Angela: What about pagination? I saw /feed/?paged=2 and higher numbers in my URLs.
SDC SEO Brain: Feed pagination creates additional URLs as your content grows. Page 2, page 3, and so on of your feed each become separate URLs. These compound the indexation problem. Noindexing the main feed should propagate to paginated versions, but verify in Search Console that pagination URLs also show as noindexed.
Angela: My RSS feed shows full articles, not just excerpts. Is that a bigger duplicate content problem?
SDC SEO Brain: Full-text feeds create more substantial duplication than excerpt feeds. If your feed contains complete articles, Google sees nearly identical content between your feed URLs and your actual pages. Consider switching to excerpt-only feeds, which show teasers that drive readers to your site rather than full content in the feed.

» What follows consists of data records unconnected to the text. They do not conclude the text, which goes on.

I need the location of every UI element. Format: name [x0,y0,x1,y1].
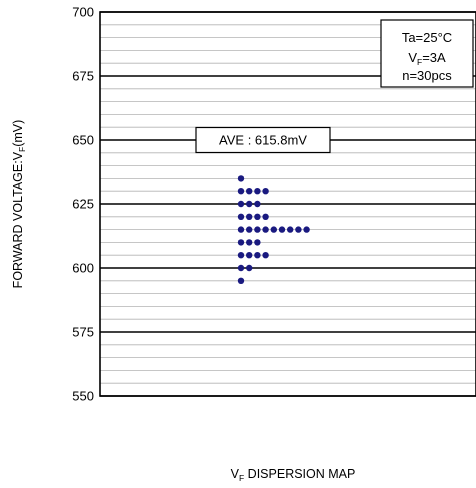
data-point [246,264,253,272]
data-point [278,226,286,233]
average-label: AVE : 615.8mV [219,133,307,148]
average-box [195,126,331,154]
legend-line-temperature: Ta=25°C [402,30,452,45]
y-tick-label: 625 [72,197,94,212]
plot-frame [99,11,476,397]
data-point [287,226,294,233]
data-point [254,226,261,233]
data-point [246,200,253,208]
x-axis-label: VF DISPERSION MAP [231,467,356,483]
data-point [262,213,269,220]
data-point [246,252,253,259]
data-point [237,264,245,272]
data-point [237,188,245,195]
y-tick-label: 675 [72,69,94,84]
legend-box [380,19,474,88]
data-point [270,226,277,233]
y-axis-label: FORWARD VOLTAGE:VF(mV) [11,120,27,289]
data-point [262,252,269,259]
data-point [246,213,253,220]
y-tick-label: 650 [72,133,94,148]
y-tick-label: 575 [72,325,94,340]
data-point [246,226,253,233]
data-point [254,213,261,220]
y-tick-label: 700 [72,5,94,20]
data-point [237,252,245,259]
data-point [237,200,245,208]
data-point [237,239,245,246]
legend-line-sample-count: n=30pcs [402,68,452,83]
legend-line-forward-current: VF=3A [408,50,446,67]
data-point [246,239,253,246]
y-tick-label: 550 [72,389,94,404]
data-point [303,226,310,233]
y-tick-label: 600 [72,261,94,276]
data-point [295,226,302,233]
data-point [254,239,261,246]
y-tick-labels: 550 575 600 625 650 675 700 [72,5,94,404]
data-point [254,252,261,259]
data-point [254,200,261,208]
data-point [237,277,245,284]
average-annotation: AVE : 615.8mV [195,126,331,154]
data-point [262,226,269,233]
data-point [237,226,245,233]
data-point [237,213,245,220]
data-points [237,175,310,284]
data-point [237,175,245,182]
data-point [262,188,269,195]
data-point [254,188,261,195]
data-point [246,188,253,195]
legend: Ta=25°C VF=3A n=30pcs [380,19,474,88]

Angela: But my subscribers might prefer full text.
SDC SEO Brain: It’s a tradeoff. Full text is convenient for subscribers but creates duplication risk and encourages reading in feed readers rather than visiting your site, which means fewer ad impressions and less engagement data. Excerpt feeds drive traffic to your actual site. Most publishers use excerpts for this reason.
FAQ
Q: Why does WordPress create so many RSS feeds?
A: WordPress generates feeds automatically for multiple content types: your main site feed, category feeds, tag feeds, author feeds, comment feeds, and even individual post feeds. This flexibility supports various subscription use cases but creates thousands of URLs if left unchecked.
Q: Do RSS feeds cause duplicate content penalties?
A: Not typically a formal penalty, but indexed feeds create duplicate content that fragments Google’s understanding of which URL should rank. This can dilute ranking signals across multiple URLs rather than concentrating them on your actual pages.
Q: Should I disable RSS feeds entirely?
A: Only if you’re certain no one uses them. Check server logs for feed requests first. If usage is minimal, disabling eliminates the indexation problem. If you have active subscribers, keep feeds functional but noindex them.
Q: How long does it take for noindexed feed URLs to drop from search?
A: Weeks to months depending on crawl frequency. Feed URLs are typically low-priority for Google to recrawl, so they may persist in the index for a while after noindex is added. The important thing is new feed URLs won’t get indexed.
Summary
WordPress and other CMS platforms automatically generate RSS feeds for multiple content types: main site, categories, tags, authors, and more. Each feed URL can be discovered and indexed by Google.
Indexed feeds create duplicate content fragments where Google sees your content in both article and feed format. This can dilute ranking signals meant for your actual pages.
The fix is noindexing feeds while maintaining functionality. Subscribers can still use feeds; Google simply won’t include them in search results.
Consider excerpt-only feeds instead of full-text to reduce duplication and drive readers to your actual site. Full-text feeds create more substantial duplication and reduce on-site engagement.
Audit feed URLs in Search Console to understand the scope of indexation. Filter by URLs containing “/feed/” to see which feeds are indexed and getting impressions.